A healthcare worker prepares a vaccination for Pfizer coronavirus disease (COVID-19) in Los Angeles, California on January 7, 2021.
Lucy Nicholson | Reuters
Pfizer announced that it has started a clinical trial testing the Covid-19 vaccine in healthy children aged 6 months to 11 years. This is a critical step in gaining regulatory approval to vaccinate young children and fight the pandemic.
The first participants in the study have already made their recordings, which were developed in collaboration with the German drug manufacturer BioNTech, New York-based Pfizer announced on Thursday. In the first phase, 144 children are to be enrolled.
In the first phase of the study, the company will determine the preferred dosage level for three age groups – between 6 months and 2 years, 2 and 5 years, and between 5 and 11 years. The children will first receive a dose of 10 micrograms of the vaccine before gradually moving on to higher doses, Pfizer said. Participants also have the option of ingesting 3 micrograms doses. The adult Covid vaccine requires two shots that contain 30 micrograms per dose.
Researchers will then evaluate the safety and effectiveness of the selected dose levels in the next phase of the study, with participants being randomly selected to receive the vaccine or a placebo, the company said. After a six-month follow-up visit, children who received a placebo will have the option to receive the vaccine.
“Pfizer has extensive experience developing clinical trials of vaccines in children and infants and is committed to improving the health and well-being of children through well-designed clinical trials,” the company said in a statement.
Pfizer’s vaccine has already been approved for use in the United States by Americans 16 and older. Clinical studies testing the vaccine in children whose immune systems may react differently than adults are still to be completed.

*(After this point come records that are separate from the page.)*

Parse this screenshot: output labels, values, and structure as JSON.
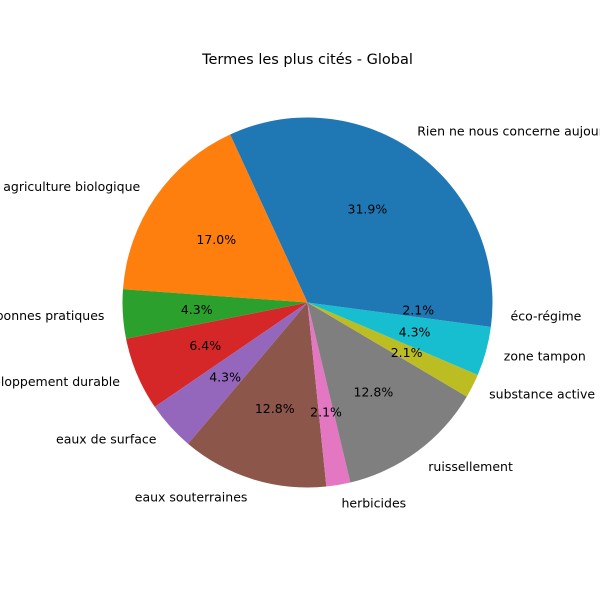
{
  "chart_data": {
    "type": "pie",
    "title": "Termes les plus cités - Global",
    "categories": [
      "Rien ne nous concerne aujourd'hui",
      "agriculture biologique",
      "bonnes pratiques",
      "développement durable",
      "eaux de surface",
      "eaux souterraines",
      "herbicides",
      "ruissellement",
      "substance active",
      "zone tampon",
      "éco-régime"
    ],
    "values": [
      31.9,
      17.0,
      4.3,
      6.4,
      4.3,
      12.8,
      2.1,
      12.8,
      2.1,
      4.3,
      2.1
    ],
    "value_labels": [
      "31.9%",
      "17.0%",
      "4.3%",
      "6.4%",
      "4.3%",
      "12.8%",
      "2.1%",
      "12.8%",
      "2.1%",
      "4.3%",
      "2.1%"
    ],
    "colors": [
      "#1f77b4",
      "#ff7f0e",
      "#2ca02c",
      "#d62728",
      "#9467bd",
      "#8c564b",
      "#e377c2",
      "#7f7f7f",
      "#bcbd22",
      "#17becf",
      "#1f77b4"
    ],
    "start_angle_deg": 0,
    "direction": "counterclockwise",
    "legend": "none"
  }
}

Vaccinating children is critical to ending the pandemic, say public health officials and infectious disease experts. The US is unlikely to achieve herd immunity – or if enough people in a given community have antibodies to a given disease – before children can be vaccinated. According to the government, children make up around 20% of the US population.
In late January, Pfizer announced that it had fully registered the Covid-19 vaccine study for children ages 12-15. The company announced Thursday that the data in this cohort was “encouraged” and hopes to provide more details about the study. soon.”
Moderna, which also has a US-approved vaccine, announced on March 16 that it has started testing its shot in children under the age of 12. Moderna started a study in December testing children aged 12 to 17 years.
Johnson & Johnson plans to test its single-shot vaccine in infants and even newborns after it was first tested in older children, according to the New York Times.
The Chief Medical Officer of the White House, Dr. Anthony Fauci, speaking to a House committee earlier this month, said the U.S. could vaccinate older children against Covid-19 starting this fall, while elementary school-age children may get their shots early next year.
Pfizer’s announcement comes two days after the start of an early-stage clinical trial of an experimental oral antiviral drug that could be used at the first sign of Covid infection.
Health experts say the world will still need a slew of drugs and vaccines to end the pandemic that has infected more than 30 million Americans and killed at least 545,282 people in just over a year, according to Johns Hopkins University.